TLDR- I’m trying to write a udf that would transform a pyspark dataframe. When the input is a data frame and the output is the same data frame, just with a few columns mapped to different values.
In details:I trained a XGBoost model using target encoding package (package version is category_encoders==2.5.1). I have no problems to use it when I’m predicting on a small pandas data frame that fits memory. I just do the following:
from category_encoders import TargetEncoder
te = TargetEncoder(cols = cat_cols)
X_test = te.transform(X_test)
preds = model.predict_proba(X_test)[:,1]
Now I have much bigger data that don’t fit the memory.

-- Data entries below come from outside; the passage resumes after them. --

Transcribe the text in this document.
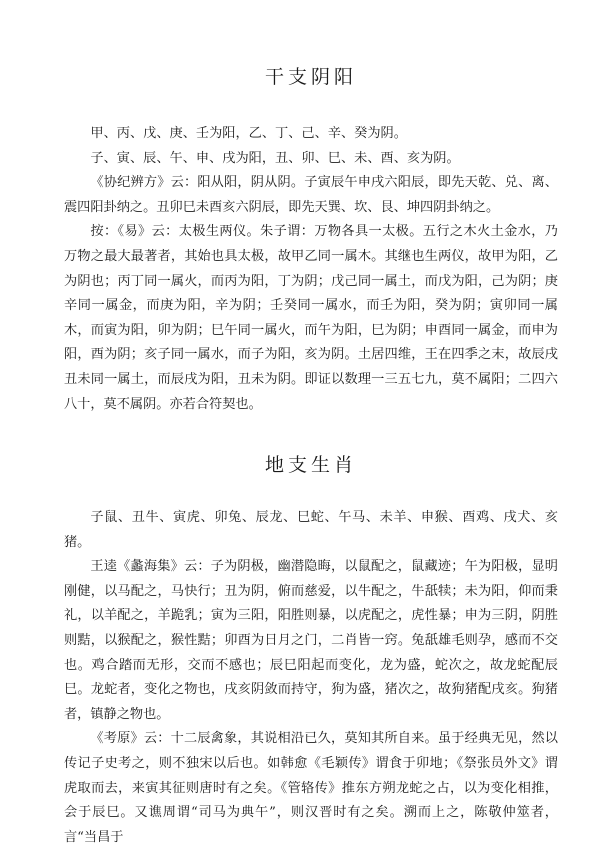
干支阴阳

甲、丙、戊、庚、壬为阳，乙、丁、己、辛、癸为阴。

子、寅、辰、午、申、戌为阳，丑、卯、巳、未、酉、亥为阴。

《协纪辨方》云：阳从阳，阴从阴。子寅辰午申戌六阳辰，即先天乾、兑、离、震四阳卦纳之。丑卯巳未酉亥六阴辰，即先天巽、坎、艮、坤四阴卦纳之。

按：《易》云：太极生两仪。朱子谓：万物各具一太极。五行之木火土金水，乃万物之最大最著者，其始也具太极，故甲乙同一属木。其继也生两仪，故甲为阳，乙为阴也；丙丁同一属火，而丙为阳，丁为阴；戊己同一属土，而戊为阳，己为阴；庚辛同一属金，而庚为阳，辛为阴；壬癸同一属水，而壬为阳，癸为阴；寅卯同一属木，而寅为阳，卯为阴；巳午同一属火，而午为阳，巳为阴；申酉同一属金，而申为阳，酉为阴；亥子同一属水，而子为阳，亥为阴。土居四维，王在四季之末，故辰戌丑未同一属土，而辰戌为阳，丑未为阴。即证以数理一三五七九，莫不属阳；二四六八十，莫不属阴。亦若合符契也。

地支生肖

子鼠、丑牛、寅虎、卯兔、辰龙、巳蛇、午马、未羊、申猴、酉鸡、戌犬、亥猪。

王逵《蠡海集》云：子为阴极，幽潜隐晦，以鼠配之，鼠藏迹；午为阳极，显明刚健，以马配之，马快行；丑为阴，俯而慈爱，以牛配之，牛舐犊；未为阳，仰而秉礼，以羊配之，羊跪乳；寅为三阳，阳胜则暴，以虎配之，虎性暴；申为三阴，阴胜则黠，以猴配之，猴性黠；卯酉为日月之门，二肖皆一窍。兔舐雄毛则孕，感而不交也。鸡合踏而无形，交而不感也；辰巳阳起而变化，龙为盛，蛇次之，故龙蛇配辰巳。龙蛇者，变化之物也，戌亥阴敛而持守，狗为盛，猪次之，故狗猪配戌亥。狗猪者，镇静之物也。

《考原》云：十二辰禽象，其说相沿已久，莫知其所自来。虽于经典无见，然以传记子史考之，则不独宋以后也。如韩愈《毛颖传》谓食于卯地；《祭张员外文》谓虎取而去，来寅其征则唐时有之矣。《管辂传》推东方朔龙蛇之占，以为变化相推，会于辰巳。又谯周谓“司马为典午”，则汉晋时有之矣。溯而上之，陈敬仲筮者，言“当昌于
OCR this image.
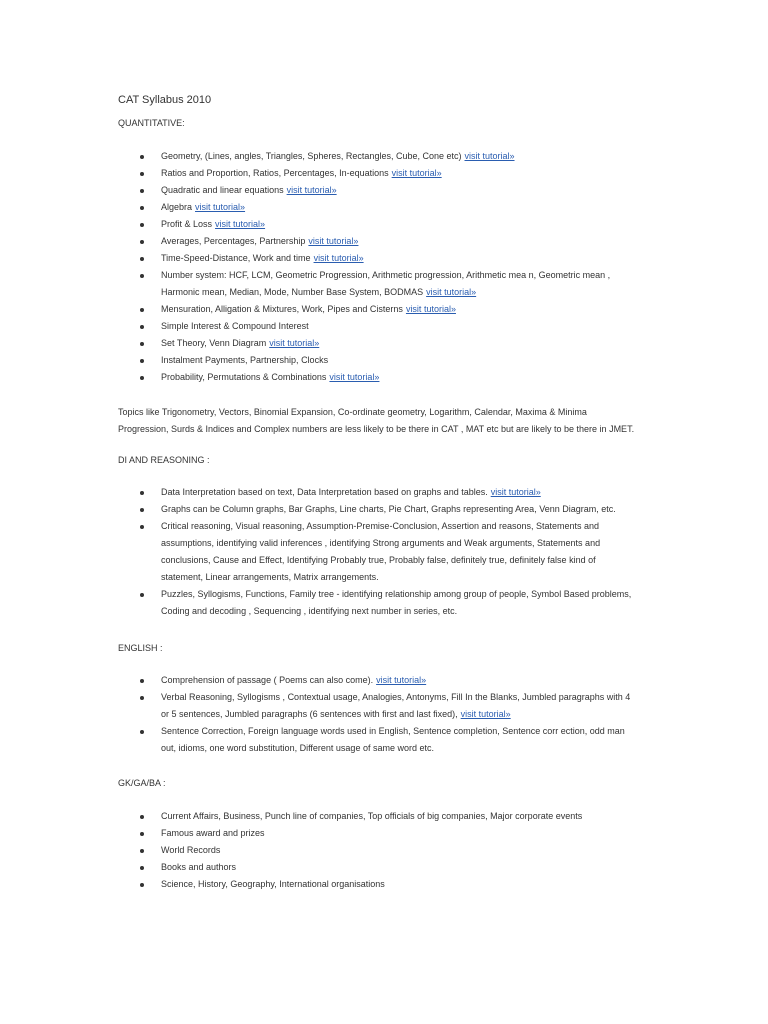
CAT Syllabus 2010
QUANTITATIVE:
Geometry, (Lines, angles, Triangles, Spheres, Rectangles, Cube, Cone etc) visit tutorial»
Ratios and Proportion, Ratios, Percentages, In-equations visit tutorial»
Quadratic and linear equations visit tutorial»
Algebra visit tutorial»
Profit & Loss visit tutorial»
Averages, Percentages, Partnership visit tutorial»
Time-Speed-Distance, Work and time visit tutorial»
Number system: HCF, LCM, Geometric Progression, Arithmetic progression, Arithmetic mea n, Geometric mean , Harmonic mean, Median, Mode, Number Base System, BODMAS visit tutorial»
Mensuration, Alligation & Mixtures, Work, Pipes and Cisterns visit tutorial»
Simple Interest & Compound Interest
Set Theory, Venn Diagram visit tutorial»
Instalment Payments, Partnership, Clocks
Probability, Permutations & Combinations visit tutorial»
Topics like Trigonometry, Vectors, Binomial Expansion, Co-ordinate geometry, Logarithm, Calendar, Maxima & Minima Progression, Surds & Indices and Complex numbers are less likely to be there in CAT , MAT etc but are likely to be there in JMET.
DI AND REASONING :
Data Interpretation based on text, Data Interpretation based on graphs and tables. visit tutorial»
Graphs can be Column graphs, Bar Graphs, Line charts, Pie Chart, Graphs representing Area, Venn Diagram, etc.
Critical reasoning, Visual reasoning, Assumption-Premise-Conclusion, Assertion and reasons, Statements and assumptions, identifying valid inferences , identifying Strong arguments and Weak arguments, Statements and conclusions, Cause and Effect, Identifying Probably true, Probably false, definitely true, definitely false kind of statement, Linear arrangements, Matrix arrangements.
Puzzles, Syllogisms, Functions, Family tree - identifying relationship among group of people, Symbol Based problems, Coding and decoding , Sequencing , identifying next number in series, etc.
ENGLISH :
Comprehension of passage ( Poems can also come). visit tutorial»
Verbal Reasoning, Syllogisms , Contextual usage, Analogies, Antonyms, Fill In the Blanks, Jumbled paragraphs with 4 or 5 sentences, Jumbled paragraphs (6 sentences with first and last fixed), visit tutorial»
Sentence Correction, Foreign language words used in English, Sentence completion, Sentence corr ection, odd man out, idioms, one word substitution, Different usage of same word etc.
GK/GA/BA :
Current Affairs, Business, Punch line of companies, Top officials of big companies, Major corporate events
Famous award and prizes
World Records
Books and authors
Science, History, Geography, International organisations
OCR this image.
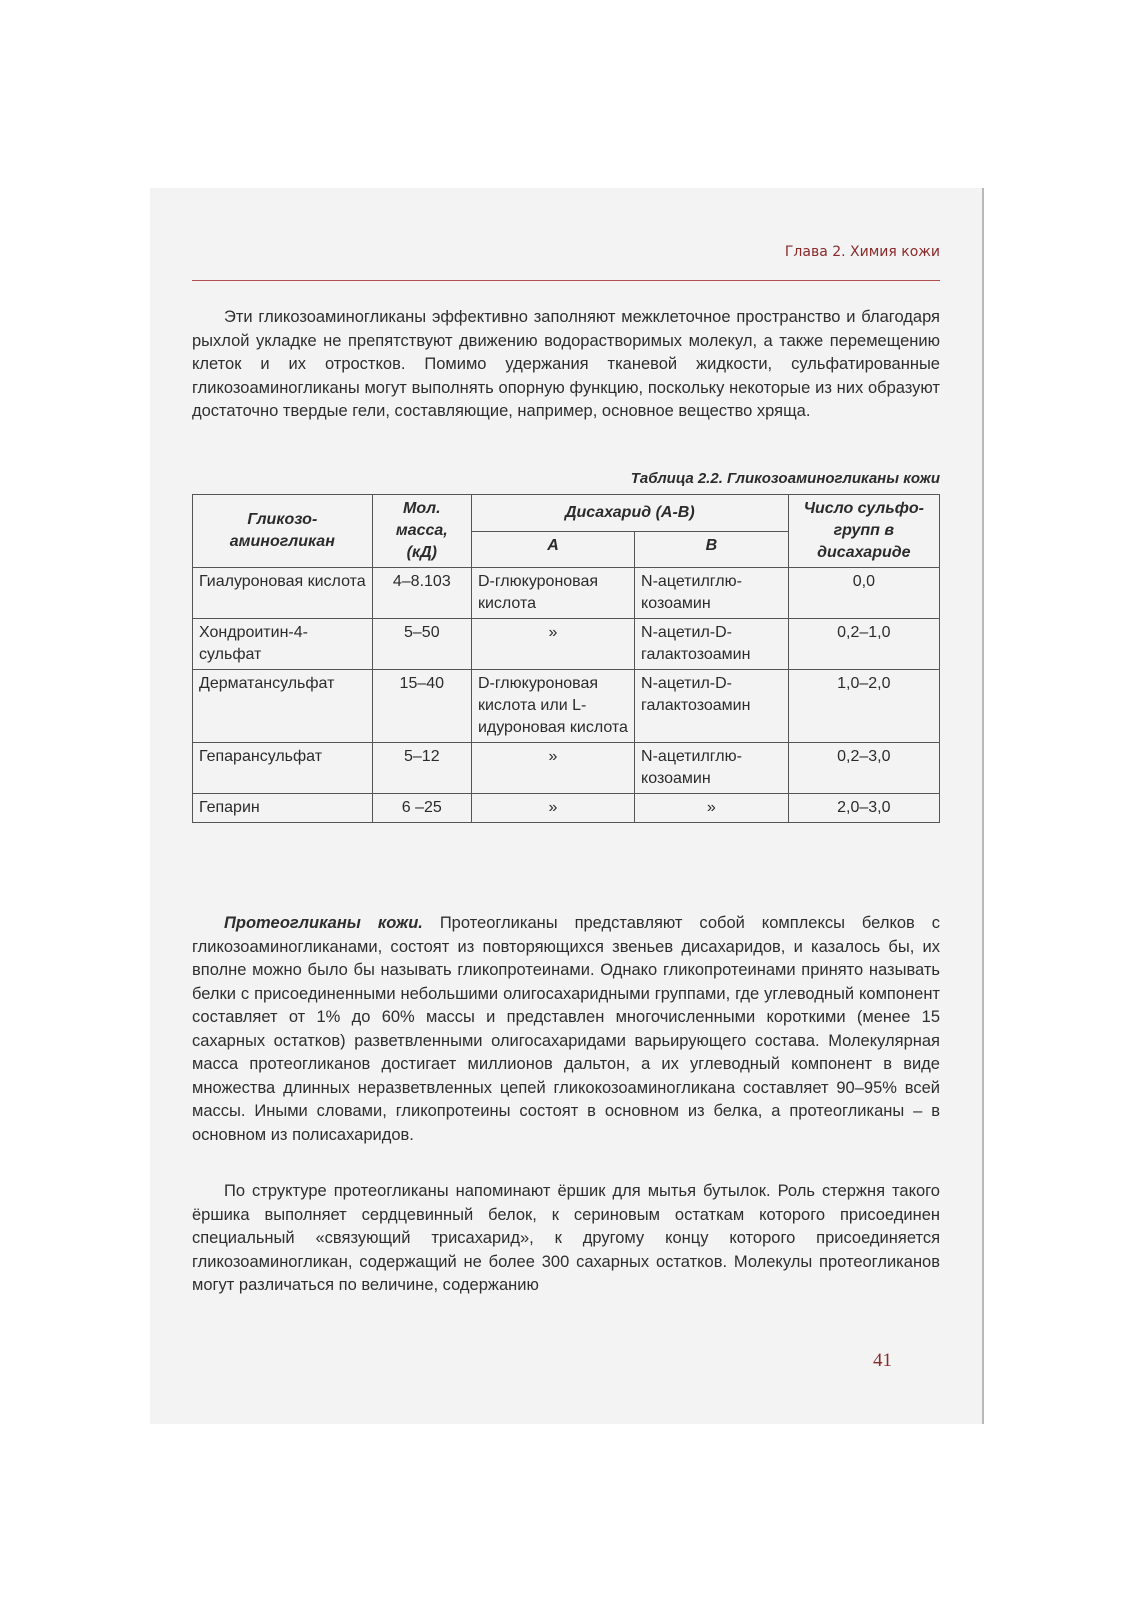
Глава 2. Химия кожи

Эти гликозоаминогликаны эффективно заполняют межклеточное пространство и благодаря рыхлой укладке не препятствуют движению водорастворимых молекул, а также перемещению клеток и их отростков. Помимо удержания тканевой жидкости, сульфатированные гликозоаминогликаны могут выполнять опорную функцию, поскольку некоторые из них образуют достаточно твердые гели, составляющие, например, основное вещество хряща.

Таблица 2.2. Гликозоаминогликаны кожи
Гликозо-аминогликан	Мол. масса, (кД)	Дисахарид (A-B)		Число сульфо-групп в дисахариде
		А	В	
Гиалуроновая кислота	4–8.103	D-глюкуроновая кислота	N-ацетилглю-козоамин	0,0
Хондроитин-4-сульфат	5–50	»	N-ацетил-D-галактозоамин	0,2–1,0
Дерматансульфат	15–40	D-глюкуроновая кислота или L-идуроновая кислота	N-ацетил-D-галактозоамин	1,0–2,0
Гепарансульфат	5–12	»	N-ацетилглю-козоамин	0,2–3,0
Гепарин	6 –25	»	»	2,0–3,0

Протеогликаны кожи. Протеогликаны представляют собой комплексы белков с гликозоаминогликанами, состоят из повторяющихся звеньев дисахаридов, и казалось бы, их вполне можно было бы называть гликопротеинами. Однако гликопротеинами принято называть белки с присоединенными небольшими олигосахаридными группами, где углеводный компонент составляет от 1% до 60% массы и представлен многочисленными короткими (менее 15 сахарных остатков) разветвленными олигосахаридами варьирующего состава. Молекулярная масса протеогликанов достигает миллионов дальтон, а их углеводный компонент в виде множества длинных неразветвленных цепей гликокозоаминогликана составляет 90–95% всей массы. Иными словами, гликопротеины состоят в основном из белка, а протеогликаны – в основном из полисахаридов.

По структуре протеогликаны напоминают ёршик для мытья бутылок. Роль стержня такого ёршика выполняет сердцевинный белок, к сериновым остаткам которого присоединен специальный «связующий трисахарид», к другому концу которого присоединяется гликозоаминогликан, содержащий не более 300 сахарных остатков. Молекулы протеогликанов могут различаться по величине, содержанию

41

I would like to run inference using pyspark. The following code works for me:
@pandas_udf('float')
def predict_pandas_udf(*cols, names = features):
X = pd.concat(cols, axis=1)
old_names = ["_"+str(x) for x in range(len(names))]
X.rename(columns=dict(zip(old_names, names)), inplace=True)
X = te.transform(X)
return pd.Series(model.predict_proba(X)[:,1])
df = df.withColumn('score', predict_pandas_udf(*df[features]))
but when I try to inspect the target encoding I get confused. I’m trying something like this but I can’t figure out how to make it work:
@pandas_udf('float')
def target_encoding_udf(df, features):
X = df[features]
X = te.transform(X)
return X
df = df.transform(target_encoding_udf, features)
any help would be appreciated!